A blast has killed two people and wounded at least 28 in a busy shopping district in the Thai capital Bangkok, hours after supporters of Thai Prime Minister Yingluck Shinawatra promised to get tough with demonstrators paralysing parts of the city.
Sunday's blast went off near one of the few large protest sites remaining, leaving a trail of blood and sandals on the streets near the huge Central World shopping mall.
One child and a 40-year-old woman were killed and three other suffered serious head injuries, Erawan Medical Center, which monitors Bangkok hospitals, said.
"One boy who we understand was 12 years old has died from injuries sustained in the blast. Another child is undergoing an operation and a third child is still in the emergency room with us," an emergency room nurse at Ramathibodi Hospital in central Bangkok, who declined to be identified, told Reuters.

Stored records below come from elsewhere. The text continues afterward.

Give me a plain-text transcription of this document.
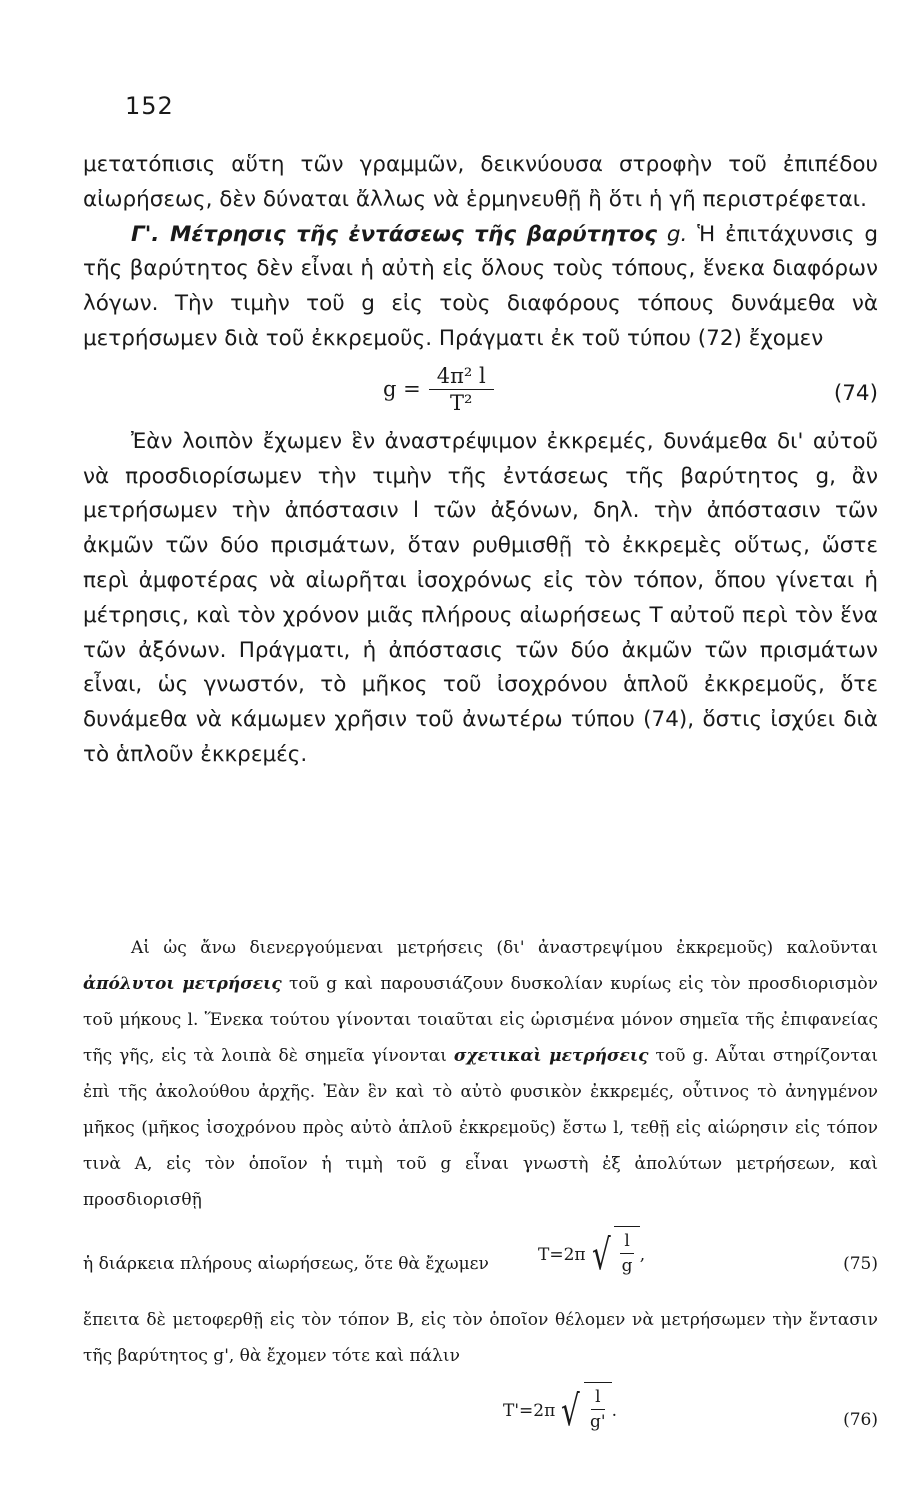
152

μετατόπισις αὕτη τῶν γραμμῶν, δεικνύουσα στροφὴν τοῦ ἐπιπέδου αἰωρήσεως, δὲν δύναται ἄλλως νὰ ἑρμηνευθῇ ἢ ὅτι ἡ γῆ περιστρέφεται.

Γ'. Μέτρησις τῆς ἐντάσεως τῆς βαρύτητος g. Ἡ ἐπιτάχυνσις g τῆς βαρύτητος δὲν εἶναι ἡ αὐτὴ εἰς ὅλους τοὺς τόπους, ἕνεκα διαφόρων λόγων. Τὴν τιμὴν τοῦ g εἰς τοὺς διαφόρους τόπους δυνάμεθα νὰ μετρήσωμεν διὰ τοῦ ἐκκρεμοῦς. Πράγματι ἐκ τοῦ τύπου (72) ἔχομεν

$g = \frac{\text{4π² l}}{\text{T²}}$	(74)

Ἐὰν λοιπὸν ἔχωμεν ἓν ἀναστρέψιμον ἐκκρεμές, δυνάμεθα δι' αὐτοῦ νὰ προσδιορίσωμεν τὴν τιμὴν τῆς ἐντάσεως τῆς βαρύτητος g, ἂν μετρήσωμεν τὴν ἀπόστασιν l τῶν ἀξόνων, δηλ. τὴν ἀπόστασιν τῶν ἀκμῶν τῶν δύο πρισμάτων, ὅταν ρυθμισθῇ τὸ ἐκκρεμὲς οὕτως, ὥστε περὶ ἀμφοτέρας νὰ αἰωρῆται ἰσοχρόνως εἰς τὸν τόπον, ὅπου γίνεται ἡ μέτρησις, καὶ τὸν χρόνον μιᾶς πλήρους αἰωρήσεως Τ αὐτοῦ περὶ τὸν ἕνα τῶν ἀξόνων. Πράγματι, ἡ ἀπόστασις τῶν δύο ἀκμῶν τῶν πρισμάτων εἶναι, ὡς γνωστόν, τὸ μῆκος τοῦ ἰσοχρόνου ἁπλοῦ ἐκκρεμοῦς, ὅτε δυνάμεθα νὰ κάμωμεν χρῆσιν τοῦ ἀνωτέρω τύπου (74), ὅστις ἰσχύει διὰ τὸ ἁπλοῦν ἐκκρεμές.

Αἱ ὡς ἄνω διενεργούμεναι μετρήσεις (δι' ἀναστρεψίμου ἐκκρεμοῦς) καλοῦνται ἀπόλυτοι μετρήσεις τοῦ g καὶ παρουσιάζουν δυσκολίαν κυρίως εἰς τὸν προσδιορισμὸν τοῦ μήκους l. Ἕνεκα τούτου γίνονται τοιαῦται εἰς ὡρισμένα μόνον σημεῖα τῆς ἐπιφανείας τῆς γῆς, εἰς τὰ λοιπὰ δὲ σημεῖα γίνονται σχετικαὶ μετρήσεις τοῦ g. Αὗται στηρίζονται ἐπὶ τῆς ἀκολούθου ἀρχῆς. Ἐὰν ἓν καὶ τὸ αὐτὸ φυσικὸν ἐκκρεμές, οὗτινος τὸ ἀνηγμένον μῆκος (μῆκος ἰσοχρόνου πρὸς αὐτὸ ἁπλοῦ ἐκκρεμοῦς) ἔστω l, τεθῇ εἰς αἰώρησιν εἰς τόπον τινὰ Α, εἰς τὸν ὁποῖον ἡ τιμὴ τοῦ g εἶναι γνωστὴ ἐξ ἀπολύτων μετρήσεων, καὶ προσδιορισθῇ

ἡ διάρκεια πλήρους αἰωρήσεως, ὅτε θὰ ἔχωμεν	T=2π √ $\frac{l}{g}$ ,	(75)

ἔπειτα δὲ μετοφερθῇ εἰς τὸν τόπον Β, εἰς τὸν ὁποῖον θέλομεν νὰ μετρήσωμεν τὴν ἔντασιν τῆς βαρύτητος g', θὰ ἔχομεν τότε καὶ πάλιν

T'=2π √ $\frac{l}{g'}$ .	(76)
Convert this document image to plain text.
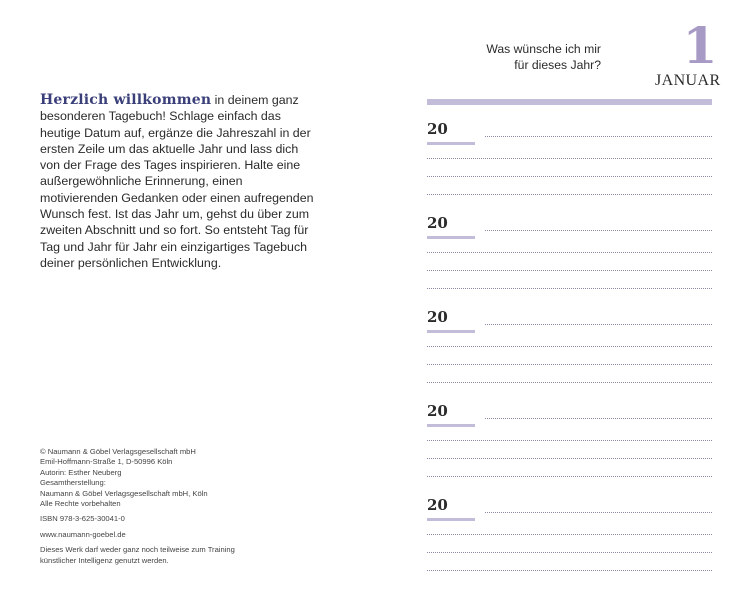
Herzlich willkommen in deinem ganz besonderen Tagebuch! Schlage einfach das heutige Datum auf, ergänze die Jahreszahl in der ersten Zeile um das aktuelle Jahr und lass dich von der Frage des Tages inspirieren. Halte eine außergewöhnliche Erinnerung, einen motivierenden Gedanken oder einen aufregenden Wunsch fest. Ist das Jahr um, gehst du über zum zweiten Abschnitt und so fort. So entsteht Tag für Tag und Jahr für Jahr ein einzigartiges Tagebuch deiner persönlichen Entwicklung.

© Naumann & Göbel Verlagsgesellschaft mbH
Emil-Hoffmann-Straße 1, D-50996 Köln
Autorin: Esther Neuberg
Gesamtherstellung:
Naumann & Göbel Verlagsgesellschaft mbH, Köln
Alle Rechte vorbehalten
ISBN 978-3-625-30041-0
www.naumann-goebel.de
Dieses Werk darf weder ganz noch teilweise zum Training
künstlicher Intelligenz genutzt werden.
Was wünsche ich mir
für dieses Jahr? 1
JANUAR
20
20
20
20
20
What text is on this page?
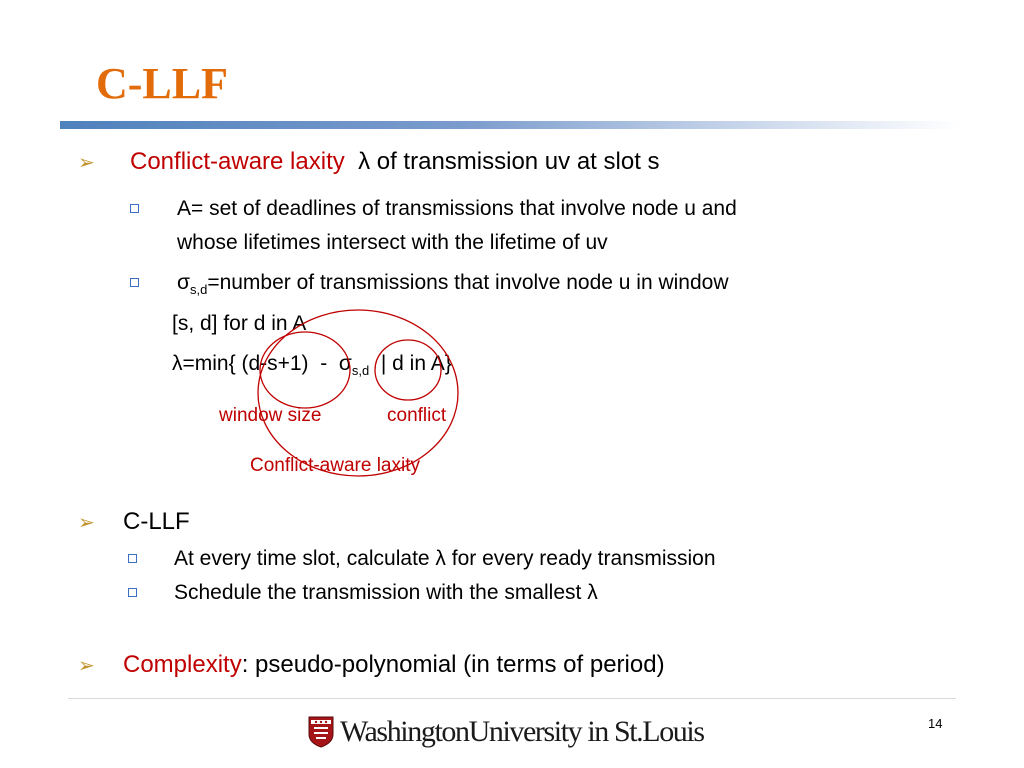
C-LLF
➢ Conflict-aware laxity λ of transmission uv at slot s
A= set of deadlines of transmissions that involve node u and
whose lifetimes intersect with the lifetime of uv
$\sigma_{s,d}=number$ of transmissions that involve node u in window
[s, d] for d in A
λ=min{ $(d-s+1) - \sigma_{s,d}$  | d in A}
window size	conflict
Conflict-aware laxity
➢ C-LLF
At every time slot, calculate λ for every ready transmission
Schedule the transmission with the smallest λ
➢ Complexity: pseudo-polynomial (in terms of period)
WashingtonUniversity in St.Louis	14
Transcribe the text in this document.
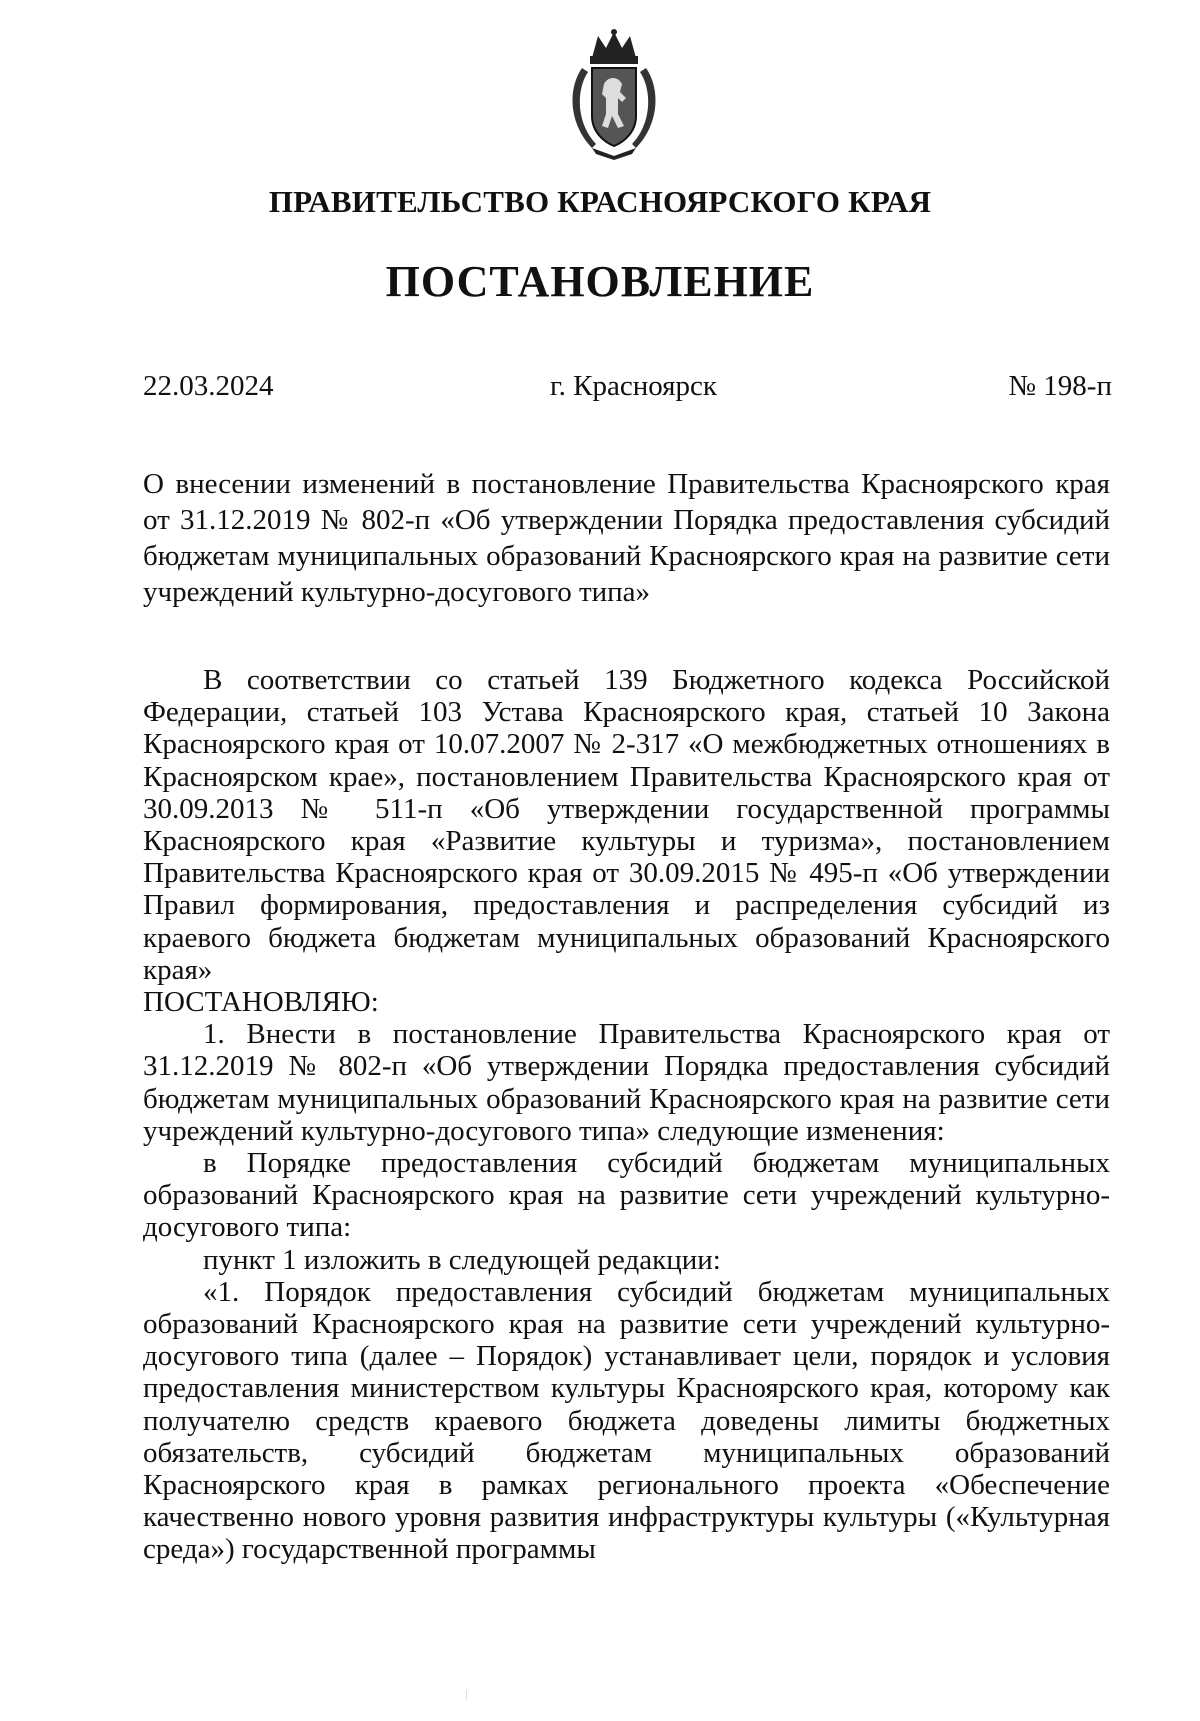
ПРАВИТЕЛЬСТВО КРАСНОЯРСКОГО КРАЯ
ПОСТАНОВЛЕНИЕ
22.03.2024	г. Красноярск	№ 198-п
О внесении изменений в постановление Правительства Красноярского края от 31.12.2019 № 802-п «Об утверждении Порядка предоставления субсидий бюджетам муниципальных образований Красноярского края на развитие сети учреждений культурно-досугового типа»

В соответствии со статьей 139 Бюджетного кодекса Российской Федерации, статьей 103 Устава Красноярского края, статьей 10 Закона Красноярского края от 10.07.2007 № 2-317 «О межбюджетных отношениях в Красноярском крае», постановлением Правительства Красноярского края от 30.09.2013 № 511-п «Об утверждении государственной программы Красноярского края «Развитие культуры и туризма», постановлением Правительства Красноярского края от 30.09.2015 № 495-п «Об утверждении Правил формирования, предоставления и распределения субсидий из краевого бюджета бюджетам муниципальных образований Красноярского края»

ПОСТАНОВЛЯЮ:

1. Внести в постановление Правительства Красноярского края от 31.12.2019 № 802-п «Об утверждении Порядка предоставления субсидий бюджетам муниципальных образований Красноярского края на развитие сети учреждений культурно-досугового типа» следующие изменения:

в Порядке предоставления субсидий бюджетам муниципальных образований Красноярского края на развитие сети учреждений культурно-досугового типа:

пункт 1 изложить в следующей редакции:

«1. Порядок предоставления субсидий бюджетам муниципальных образований Красноярского края на развитие сети учреждений культурно-досугового типа (далее – Порядок) устанавливает цели, порядок и условия предоставления министерством культуры Красноярского края, которому как получателю средств краевого бюджета доведены лимиты бюджетных обязательств, субсидий бюджетам муниципальных образований Красноярского края в рамках регионального проекта «Обеспечение качественно нового уровня развития инфраструктуры культуры («Культурная среда») государственной программы
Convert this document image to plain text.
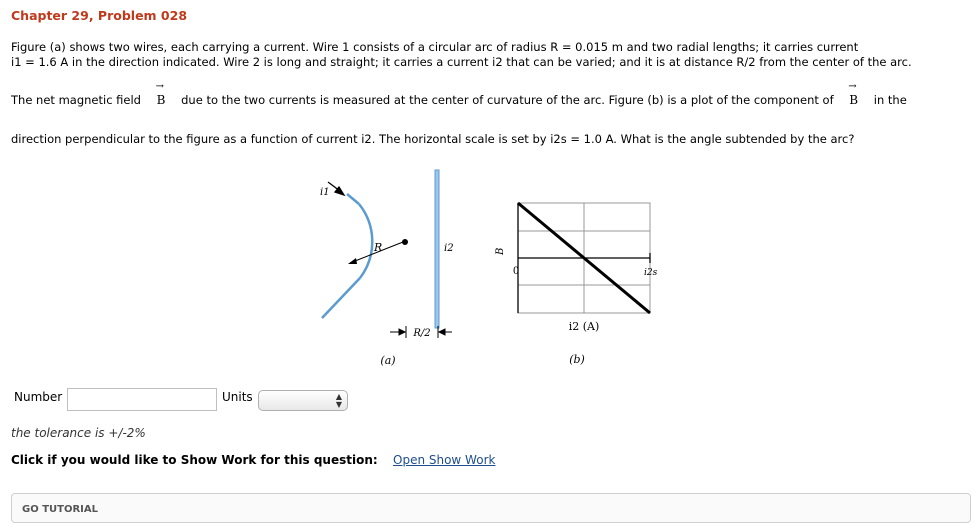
Chapter 29, Problem 028
Figure (a) shows two wires, each carrying a current. Wire 1 consists of a circular arc of radius R = 0.015 m and two radial lengths; it carries current
i1 = 1.6 A in the direction indicated. Wire 2 is long and straight; it carries a current i2 that can be varied; and it is at distance R/2 from the center of the arc.
The net magnetic field
→
B due to the two currents is measured at the center of curvature of the arc. Figure (b) is a plot of the component of
→
B in the
direction perpendicular to the figure as a function of current i2. The horizontal scale is set by i2s = 1.0 A. What is the angle subtended by the arc?
i1
R	i2
R/2
(a)
B
0	i2s
i2 (A)
(b)
Number	Units	▲
▼
the tolerance is +/-2%
Click if you would like to Show Work for this question: Open Show Work
GO TUTORIAL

Al Jazeera's Veronica Pedrosa, reporting from Bangkok, said the officials think the reason for the blast was a grenade shot from a M79 grenade launcher.
Pedrosa said that the attack happened at a time when pro-government supporters were preparing to mobilise millions from countryside to Bangkok in support of the prime minister.
"They might easily bump into into anti-government protesters in the city," she said.
The political crisis in the country pits mostly middle-class anti-government protesters from Bangkok and the south against supporters of the prime minister from the rural north and northeast of the country. Both sides have blamed the other for instigating violence.
The violence in Bangkok has so far claimed more than a dozen people, including protesters and policemen. Hundreds have been injured in gunfire and grenade blasts linked to the demonstrations.
In an earlier attack, unidentified gunmen shot at an anti-government protest and threw explosive devices in the Khao Saming district of the eastern province of Trat, killing a five-year-old girl and wounding 41 people.
The protests are the latest chapter in a political conflict that has gripped Thailand for eight years.
Anti-government protesters have blocked Bangkok intersections for weeks with tents, tyres and sandbags, seeking to unseat Yingluck and halt the influence of Thaksin, regarded by many as the real power behind the government.
The protests are the biggest since deadly political unrest in 2010, when Thaksin's "red shirt" supporters paralysed Bangkok in an attempt to remove a government led by the Democrat Party, now the opposition.